Не за одно лишь злое дело!

5.XI.1921. Москва

НЕВСКИЕ РУСАЛКИ

Вячеславу Иванову

Когда-то юною и ласковой наядой

Русалка невская, поднявшись над волной,

Мой ранний робкий пыл негаданной наградой

Пленила, так мила под майскою луной.

Года – и вот, полуночью осенней,

В туманном мареве, в бессильном полусне,

В болезненной игре зеленоватых теней

Русалок хмурый сонм явился ясно мне.

О напряженные страдальческие лица!

Вон клок полуседой к худой груди прилип.

И рвется эта грудь в какой-то звук излиться,

И ищут руки струн. Но слышен только хрип.
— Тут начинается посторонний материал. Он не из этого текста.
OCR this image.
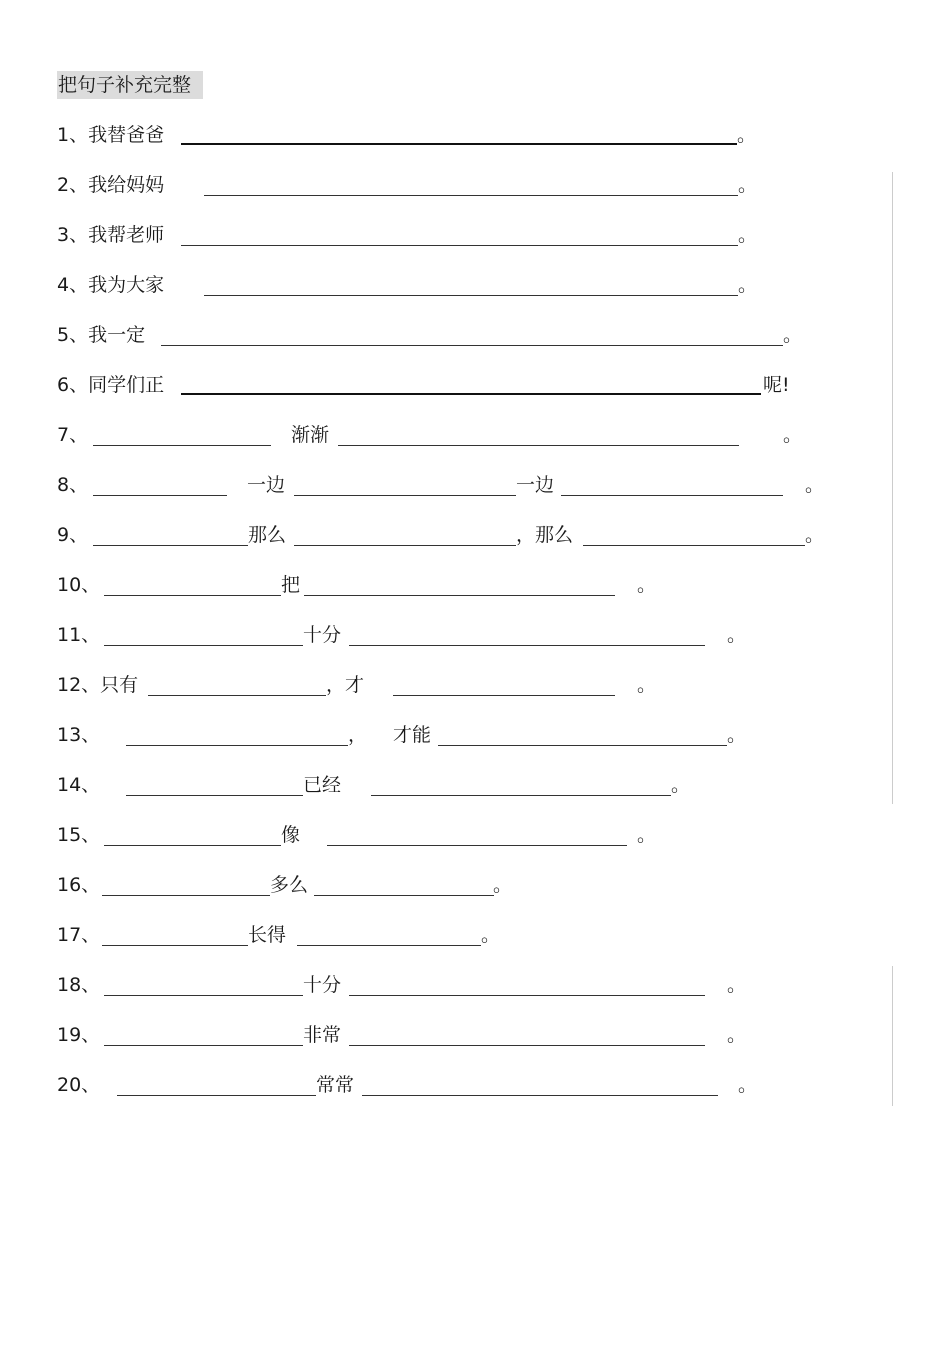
把句子补充完整
1、我替爸爸	。
2、我给妈妈	。
3、我帮老师	。
4、我为大家	。
5、我一定	。
6、同学们正	呢!
7、	渐渐	。
8、	一边	一边	。
9、	那么	，那么	。
10、	把	。
11、	十分	。
12、只有	，才	。
13、	， 才能	。
14、	已经	。
15、	像	。
16、	多么	。
17、	长得	。
18、	十分	。
19、	非常	。
20、	常常	。
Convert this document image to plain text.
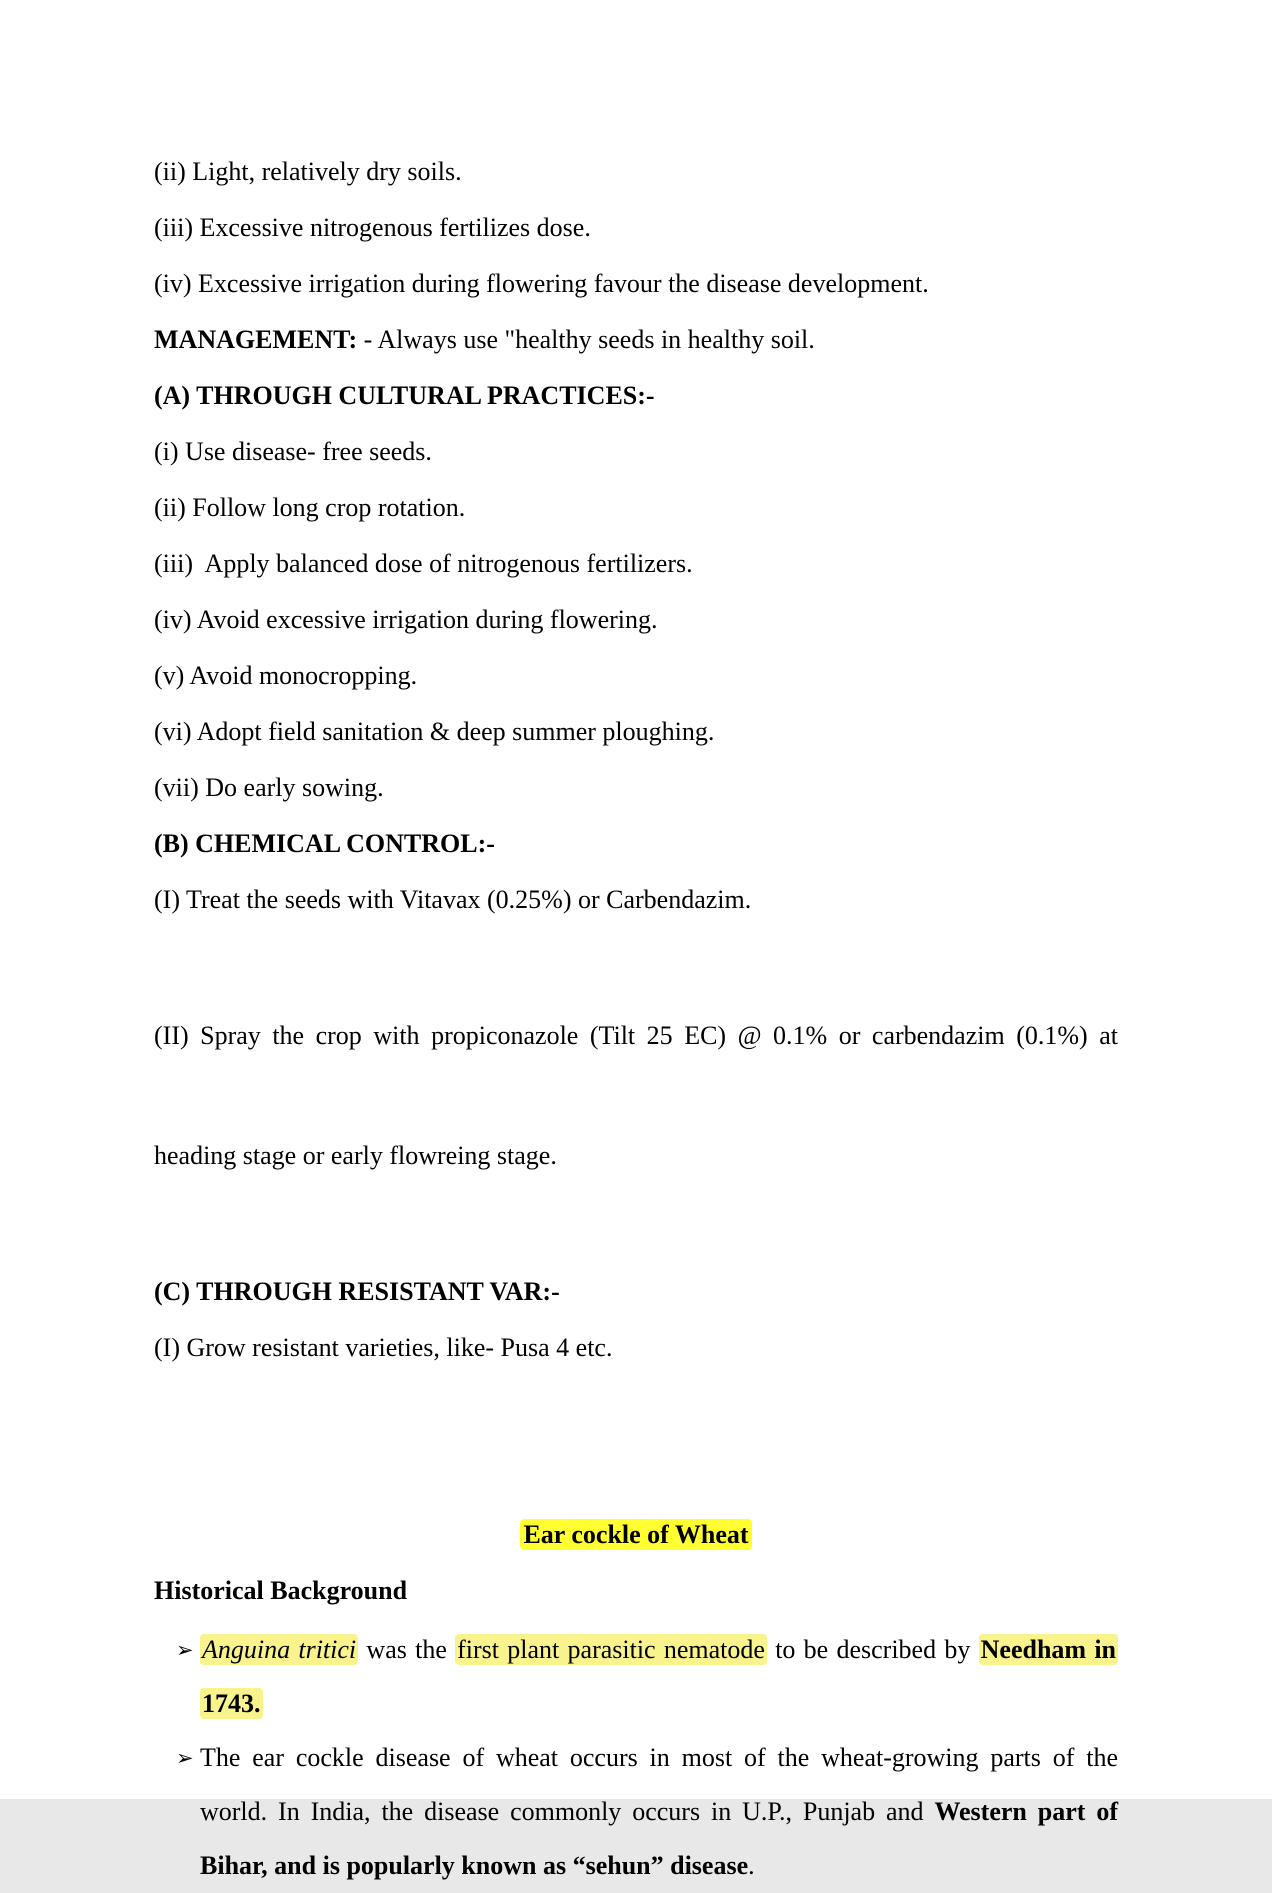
(ii) Light, relatively dry soils.

(iii) Excessive nitrogenous fertilizes dose.

(iv) Excessive irrigation during flowering favour the disease development.

MANAGEMENT: - Always use "healthy seeds in healthy soil.

(A) THROUGH CULTURAL PRACTICES:-

(i) Use disease- free seeds.

(ii) Follow long crop rotation.

(iii)  Apply balanced dose of nitrogenous fertilizers.

(iv) Avoid excessive irrigation during flowering.

(v) Avoid monocropping.

(vi) Adopt field sanitation & deep summer ploughing.

(vii) Do early sowing.

(B) CHEMICAL CONTROL:-

(I) Treat the seeds with Vitavax (0.25%) or Carbendazim.

(II) Spray the crop with propiconazole (Tilt 25 EC) @ 0.1% or carbendazim (0.1%) at

heading stage or early flowreing stage.

(C) THROUGH RESISTANT VAR:-

(I) Grow resistant varieties, like- Pusa 4 etc.

Ear cockle of Wheat
Historical Background
➢ Anguina tritici was the first plant parasitic nematode to be described by Needham in
1743.
➢ The ear cockle disease of wheat occurs in most of the wheat-growing parts of the
world. In India, the disease commonly occurs in U.P., Punjab and Western part of
Bihar, and is popularly known as “sehun” disease.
И ныне страшно мне: вот только лед застынет

Корою тонкою под первым снегом, вдруг –

Вдруг черная вода прорвется и нахлынет –

И трупы выплывут утопленниц-старух.

МЫШКА

Ты слышишь? Слабый шорох,

Опять. Вон там, в углу,

Где спит бумажный ворох

Старинный – на полу.

Ах, притаился. Тише.

Вон серенький зверек

Уж на столе. Чуть слышно

Перебирает книжки.

Блестит его глазок.

Молчим. Не шевелится

Ничто. Нигде. Одна

Не хочет затаиться

Шуршащая страница –

И мышка нам слышна.

Ребяческие книжки

О счастье на земле,

Фарфоровая мышка

На письменном столе.

7-20.VII.1922

ДЕВЯТОЕ ДЕКАБРЯ

Ах, слушайте, Анна, Анна,

Заздравную песнь мою!

Душа почти бездыханна,

Но тихо для вас пою.

Какое счастие в звуке,

Когда чуть шепчут уста,

А к небу воздеты руки,

А высь над тобой чиста!

Да будет вышних гармоний

Вам тайна всегда слышна,

Да в нашем плаче и стоне

Слетает к вам тишина.

По звукам райского клира

Томится моя тоска.

Но страшно: слабая лира

Мне слишком, слишком легка.

1922

«В жилище доброй феи…»

В жилище доброй феи

Забудем хандру и сплин.

Гораздо нам веселее

Не праздновать именин.

Как локон хризантемы

Пленительно развита,

На старые милые темы

Поет, рискуя, мечта.

Ведь ей и слов не надо;

Один душевный уют –

В прохладной зелени сада

С ней пестрые птицы поют.

И радуясь безлюдью,

Забыв и хандру, и сплин,

Всей полною птичьей грудью

Звенит хоть миг один –

Веселый напев именин.

9-22.III.1922 Петербург

«Когда земля под острою лопатой…»

Когда земля под острою лопатой,

Разрытая, поддастся глубоко

Сырою глыбой, черной и богатой,

Работать мне и тяжко и легко.

Мне в тягость эти глубины немые,

Таящие подспудных сил пласты;

Покорная над ними никнет выя,

Рабыня неизбывной тяготы.

И мне легки, мне радостно пахучи

Бросаемые черные комки,

Как будто их же силою могучи

Живые взмахи роющей руки.

И взглянем мы, спокойные, на небо,

Над нами твердь глубоко холодна;

Тепло дыханье тела, поля, хлеба, –

Но глубь земле холодная дана.

19.V.1923

«Не возвратиться временам…»

Тому, что было, не бывать,

Иные сны, иное племя.

Фет

Не возвратиться временам.

Всё устремляется к иному.

Но ведь не позабыть и нам

Тропы к родительскому дому.

С былого свеян легкий дым.

Сегодня бродишь всемогущим

Каким-то облаком седым.

Но мы гадаем о грядущем.

Побеги нераскрытых сил

Своей лелеем мы любовью,

И их расцвет заране мил

Над черной облачною новью.

И что бы ни было сейчас, –

Нося в себе любовь былую,

Они ответят поцелую,

Они оглянутся на нас.

15.VII.1923

ИЗ АЛЬБОМА Л.М. ЛЕБЕДЕВОЙ

1. «День суетный глядит ко мне в окошко…»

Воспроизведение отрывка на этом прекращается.